Transformation of Synechocystis sp. with plasmids carrying the disrupted DNA fragments was carried out as described previously (Quintero et al. 2000). Transformants were selected in BG11 solid medium supplemented with 25 µg of kanamycin (Km)/mL for clones carrying the C.K3 cassette or 10 µg of chloramphenicol (Cm)/mL for those carrying C.C1. To facilitate segregation of the mutant chromosomes, individual colonies were re-isolated from Km^r or Cm^r transformants and grown in liquid medium supplemented with up to 300 µg of Km/mL or 20 µg of Cm/mL, respectively. To test whether the resulting mutant strains were homozygous for the mutant chromosomes, PCR amplification using the corresponding primers and genomic DNA from each mutant as template and/or Southern blot using the corresponding PCR-amplified DNA fragments as probes were carried out (Quintero et al. 2000). Strains homozygous for the mutated chromosome were obtained for all the disrupted ORFs. Double mutants were obtained following the same methodology using a single mutant as parental strain.

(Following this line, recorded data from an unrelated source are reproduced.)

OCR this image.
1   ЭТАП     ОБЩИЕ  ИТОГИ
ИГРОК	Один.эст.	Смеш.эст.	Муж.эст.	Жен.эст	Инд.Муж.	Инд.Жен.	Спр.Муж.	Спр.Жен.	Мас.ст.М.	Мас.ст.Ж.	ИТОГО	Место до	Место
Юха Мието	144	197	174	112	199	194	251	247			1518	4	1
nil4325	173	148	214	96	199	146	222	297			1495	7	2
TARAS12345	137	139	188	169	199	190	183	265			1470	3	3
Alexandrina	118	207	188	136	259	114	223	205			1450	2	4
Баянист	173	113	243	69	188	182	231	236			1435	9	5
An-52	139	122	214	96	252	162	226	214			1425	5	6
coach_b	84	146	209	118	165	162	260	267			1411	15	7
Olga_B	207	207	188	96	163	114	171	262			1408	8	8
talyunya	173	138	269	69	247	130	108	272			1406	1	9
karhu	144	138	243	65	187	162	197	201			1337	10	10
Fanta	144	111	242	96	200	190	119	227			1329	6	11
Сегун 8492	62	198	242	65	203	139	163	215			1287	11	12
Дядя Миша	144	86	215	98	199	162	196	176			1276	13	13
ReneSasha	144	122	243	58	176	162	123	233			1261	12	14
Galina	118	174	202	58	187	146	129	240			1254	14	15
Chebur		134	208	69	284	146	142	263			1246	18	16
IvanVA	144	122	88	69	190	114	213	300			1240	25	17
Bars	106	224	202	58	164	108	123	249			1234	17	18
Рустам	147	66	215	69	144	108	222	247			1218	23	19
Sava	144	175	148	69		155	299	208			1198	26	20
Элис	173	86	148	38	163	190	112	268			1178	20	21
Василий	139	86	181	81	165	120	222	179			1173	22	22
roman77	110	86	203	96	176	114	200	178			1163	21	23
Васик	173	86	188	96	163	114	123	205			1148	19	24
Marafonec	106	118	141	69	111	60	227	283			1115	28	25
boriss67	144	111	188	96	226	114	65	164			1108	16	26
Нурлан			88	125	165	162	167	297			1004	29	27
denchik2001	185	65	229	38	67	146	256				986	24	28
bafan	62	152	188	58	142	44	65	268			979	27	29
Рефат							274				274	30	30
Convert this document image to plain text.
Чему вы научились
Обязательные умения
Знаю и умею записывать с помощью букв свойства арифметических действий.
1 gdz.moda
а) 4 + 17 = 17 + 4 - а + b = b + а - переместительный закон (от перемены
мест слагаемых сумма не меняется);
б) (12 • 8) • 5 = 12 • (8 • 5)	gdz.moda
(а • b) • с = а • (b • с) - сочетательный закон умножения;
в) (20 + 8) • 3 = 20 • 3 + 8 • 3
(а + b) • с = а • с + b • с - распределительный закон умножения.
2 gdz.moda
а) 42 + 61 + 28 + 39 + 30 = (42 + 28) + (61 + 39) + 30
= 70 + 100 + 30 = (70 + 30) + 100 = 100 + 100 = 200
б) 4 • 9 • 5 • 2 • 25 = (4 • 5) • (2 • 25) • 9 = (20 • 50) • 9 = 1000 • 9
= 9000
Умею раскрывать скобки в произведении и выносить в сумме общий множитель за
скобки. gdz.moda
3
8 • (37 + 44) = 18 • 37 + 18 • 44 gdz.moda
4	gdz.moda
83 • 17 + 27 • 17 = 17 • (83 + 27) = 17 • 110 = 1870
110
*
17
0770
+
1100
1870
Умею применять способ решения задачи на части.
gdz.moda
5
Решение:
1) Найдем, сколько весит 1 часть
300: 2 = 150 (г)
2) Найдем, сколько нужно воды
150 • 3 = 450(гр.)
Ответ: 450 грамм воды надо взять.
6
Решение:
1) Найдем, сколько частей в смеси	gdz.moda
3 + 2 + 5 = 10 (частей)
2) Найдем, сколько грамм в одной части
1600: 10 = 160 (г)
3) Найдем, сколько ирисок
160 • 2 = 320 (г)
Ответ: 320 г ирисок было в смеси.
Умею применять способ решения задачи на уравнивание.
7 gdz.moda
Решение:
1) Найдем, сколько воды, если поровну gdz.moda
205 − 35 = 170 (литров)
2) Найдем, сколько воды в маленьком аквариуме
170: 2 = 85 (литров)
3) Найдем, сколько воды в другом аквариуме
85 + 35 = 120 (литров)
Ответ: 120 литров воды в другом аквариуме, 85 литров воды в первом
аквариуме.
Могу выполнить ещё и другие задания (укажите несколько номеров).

The orientation (direct or inverse) of the inserted cassette with respect to that of the inactivated Synechocystis ORF was determined for strains CSMJ6 (slr1145::C.K3, direct), CSMJ8 (slr1735::C.K3, direct), CSMJ36 (slr0949::C.K3, inverse), CSMJ37 (slr1881::C.K3, inverse), and CSMJ41 (sll0146::C.K3, direct). For ORFs slr1735 and sll0146, mutants with the cassette inserted in the inverse orientation were also analyzed, and results identical to those described in this work for the direct orientation were obtained. In any case, no transport phenotypes resulting from polar effects are expected for the mutants generated in this work, because, with the exception of the sll1102-sll1103-sll1104 cluster, the inactivated ORFs are not clustered with other putative transporter-encoding genes (Kaneko et al. 1996).

Uptake Assays

Cells from shaken cultures grown at 30°C in the light in BG11 medium (supplemented with antibiotics, 25 µg of Km/mL and/or 10 µg of Cm/mL, in the case of the mutants) were harvested by low-speed centrifugation at room temperature, washed twice with 25 mM N-tris(hydroxymethyl)-methylglycine (Tricine)-NaOH buffer (pH 8.1), and resuspended in the same buffer. To test the effect of Na⁺, Tricine-KOH buffer was used. The concentration of chlorophyll a (Chl) in the cell suspension was determined in methanolic extracts (Mackinney 1941). The uptake assays were performed for 10 min (1 min in the case of arginine and glutamate), unless otherwise indicated, at 30°C in the light (white light from fluorescent lamps) and were started by mixing a suspension (1.0 mL) of cells containing 4-10 µg of Chl with a solution (0.1 mL) of L-[U-¹⁴C]amino acid (4.5 to 70 µCi/µmole) (radioactive amino acids were from Amersham or New England Nuclear). Final concentration of amino acid in the assay was 10 µM unless otherwise indicated. At the end of the incubation, a 1-mL sample was filtered (0.45-µm pore size Millipore HA filters were used) and the cells on the filters were washed with 5-10 mL Tricine buffer. The filters carrying the cells were then immersed in a scintillation cocktail, and their radioactivity was measured. Retention of radioactivity by boiled cells was used as a blank.